Behind the scenes, researchers like Prof Feneley have been tirelessly working on indwelling alternatives that reduce the risk of infection and improve the wellbeing of the patient. “The vision is to produce a set of devices that can be used in various combinations to build a system that suits the individual patient. To that end, Roger, Peter and Ian designed several concepts of which the first two are at various stages of being protected by patent”, explains Sam Martin. In parallel, Dr Nicola Irwin’s team in Belfast “are developing multifunctional coatings for catheter surfaces to prevent common issues of infection, tissue damage, and catheter blockages”. But these products have a long journey to go until commercialisation.

An overarching issue seems to be the absence of productive dialogue between patients, carers, clinicians, researchers, medical institutions, the catheter device industry and funding bodies. Despite efforts by the NHS to increase awareness in continence care, many patients and clinicians still lack important knowledge about catheter alternatives, and the Foley remains the first port of call, even in cases when it could be avoided. Despite clear evidence of the health consequences of an old-fashioned catheter, and the huge financial burden it places on the NHS, device regulators are not inciting change, and research into alternatives is insufficiently encouraged. Despite alternatives being developed by researchers and academics, a lack of funds, extensive bureaucracy and the inexistence of straight-forward communication routes to commercialisation are freezing progress.
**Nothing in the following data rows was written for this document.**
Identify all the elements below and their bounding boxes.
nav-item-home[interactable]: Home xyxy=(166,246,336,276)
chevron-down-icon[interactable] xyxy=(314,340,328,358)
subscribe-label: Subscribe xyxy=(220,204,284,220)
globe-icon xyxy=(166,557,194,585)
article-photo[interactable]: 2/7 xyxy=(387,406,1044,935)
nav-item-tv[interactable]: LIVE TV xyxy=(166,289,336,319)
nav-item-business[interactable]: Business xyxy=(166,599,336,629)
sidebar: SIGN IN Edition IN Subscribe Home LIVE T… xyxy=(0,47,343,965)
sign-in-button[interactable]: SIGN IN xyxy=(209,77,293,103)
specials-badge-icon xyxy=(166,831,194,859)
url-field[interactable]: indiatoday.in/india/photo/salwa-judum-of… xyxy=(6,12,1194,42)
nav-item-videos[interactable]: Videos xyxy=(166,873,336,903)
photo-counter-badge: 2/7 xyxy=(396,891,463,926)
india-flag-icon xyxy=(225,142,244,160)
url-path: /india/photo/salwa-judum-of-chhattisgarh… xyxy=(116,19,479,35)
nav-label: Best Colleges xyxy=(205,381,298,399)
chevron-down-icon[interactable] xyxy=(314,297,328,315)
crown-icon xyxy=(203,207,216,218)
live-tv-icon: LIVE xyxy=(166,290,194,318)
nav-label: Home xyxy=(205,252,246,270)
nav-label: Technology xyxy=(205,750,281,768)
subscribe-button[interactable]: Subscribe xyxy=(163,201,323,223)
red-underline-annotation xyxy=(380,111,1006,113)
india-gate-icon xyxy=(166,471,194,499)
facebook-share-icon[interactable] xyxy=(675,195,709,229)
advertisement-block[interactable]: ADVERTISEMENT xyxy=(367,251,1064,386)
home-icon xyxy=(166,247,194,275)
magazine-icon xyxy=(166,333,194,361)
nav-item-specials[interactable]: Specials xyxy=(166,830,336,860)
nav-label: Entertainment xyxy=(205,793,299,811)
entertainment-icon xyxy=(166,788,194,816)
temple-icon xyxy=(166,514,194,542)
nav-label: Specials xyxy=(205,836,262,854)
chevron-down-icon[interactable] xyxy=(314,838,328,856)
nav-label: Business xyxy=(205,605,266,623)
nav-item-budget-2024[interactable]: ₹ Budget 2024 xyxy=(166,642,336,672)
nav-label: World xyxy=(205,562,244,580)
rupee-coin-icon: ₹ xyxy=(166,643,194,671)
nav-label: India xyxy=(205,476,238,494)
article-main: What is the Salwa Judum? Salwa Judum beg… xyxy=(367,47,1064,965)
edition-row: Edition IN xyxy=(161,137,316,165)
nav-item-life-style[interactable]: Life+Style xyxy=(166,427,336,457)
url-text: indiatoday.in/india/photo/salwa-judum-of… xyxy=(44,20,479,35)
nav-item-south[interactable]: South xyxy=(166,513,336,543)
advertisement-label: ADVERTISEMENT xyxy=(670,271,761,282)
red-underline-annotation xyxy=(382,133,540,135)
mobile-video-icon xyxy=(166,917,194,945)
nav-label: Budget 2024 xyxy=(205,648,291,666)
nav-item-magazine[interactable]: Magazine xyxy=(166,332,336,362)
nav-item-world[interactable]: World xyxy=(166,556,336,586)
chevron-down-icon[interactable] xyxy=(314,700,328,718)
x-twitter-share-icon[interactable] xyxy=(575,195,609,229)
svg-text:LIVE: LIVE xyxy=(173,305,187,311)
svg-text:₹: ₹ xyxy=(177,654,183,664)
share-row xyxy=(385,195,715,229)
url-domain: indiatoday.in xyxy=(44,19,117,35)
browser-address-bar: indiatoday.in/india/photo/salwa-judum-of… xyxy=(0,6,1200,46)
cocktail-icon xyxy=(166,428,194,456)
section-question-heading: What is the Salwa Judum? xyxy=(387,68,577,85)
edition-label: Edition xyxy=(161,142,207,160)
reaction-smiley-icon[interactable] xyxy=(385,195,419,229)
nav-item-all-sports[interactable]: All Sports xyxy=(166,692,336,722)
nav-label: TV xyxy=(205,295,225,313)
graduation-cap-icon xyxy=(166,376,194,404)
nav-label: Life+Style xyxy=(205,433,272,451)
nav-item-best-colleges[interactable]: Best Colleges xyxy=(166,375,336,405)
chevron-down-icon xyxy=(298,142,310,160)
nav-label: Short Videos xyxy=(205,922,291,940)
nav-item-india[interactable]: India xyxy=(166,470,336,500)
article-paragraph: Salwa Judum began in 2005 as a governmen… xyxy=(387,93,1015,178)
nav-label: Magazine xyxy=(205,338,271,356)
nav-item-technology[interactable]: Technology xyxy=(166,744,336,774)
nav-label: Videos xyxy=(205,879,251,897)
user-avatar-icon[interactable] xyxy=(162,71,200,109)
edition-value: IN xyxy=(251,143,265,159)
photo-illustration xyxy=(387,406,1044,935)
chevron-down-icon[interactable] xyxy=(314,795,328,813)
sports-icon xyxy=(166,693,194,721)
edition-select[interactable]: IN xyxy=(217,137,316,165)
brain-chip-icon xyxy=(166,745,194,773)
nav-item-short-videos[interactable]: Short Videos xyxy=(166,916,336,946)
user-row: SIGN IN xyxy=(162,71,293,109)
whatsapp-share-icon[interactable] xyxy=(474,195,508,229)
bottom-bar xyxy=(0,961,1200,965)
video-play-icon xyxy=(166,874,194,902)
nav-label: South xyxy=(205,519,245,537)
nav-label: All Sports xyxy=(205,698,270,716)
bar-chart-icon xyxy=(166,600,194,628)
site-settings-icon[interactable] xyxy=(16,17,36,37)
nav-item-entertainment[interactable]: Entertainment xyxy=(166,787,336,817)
“It’s such an incredibly slow process and it’s the dialogue between all the different people that is really important”, Jacq Emkes tells me. “More support for collaborations between industry and academia would help to get this research from the laboratory to the marketplace and into the clinic to ultimately benefit patients”, says Dr Irwin. In his correspondence with me, Prof Feneley called for “interdisciplinary collaboration and discussion”, and highlighted the crucial need for dialogue with investment bodies “we need some substantial [commercial] funding to support this interdisciplinary project”.

Prof Roger Feneley’s sad passing has been, in Jacq’s words, a “catalyst” – it has “gathered momentum” to continue a necessary campaign to improve the lives of many. Dialogue between patients, carers, researchers and physicians is intensifying, and their mission to raise awareness is taking flight. This movement advocating for awareness, collaboration and action is paving the way, perhaps, to the eminent urologist’s ultimate vision. Says Sam Martin: “Roger often talked about the need for a Centre for Clinical Excellence. Prof Mandy Fader kindly offered to head up a UK Centre, and various NHS, University Hospital Urology departments have expressed an interest in participating. We would like it to be called The Feneley Centre”.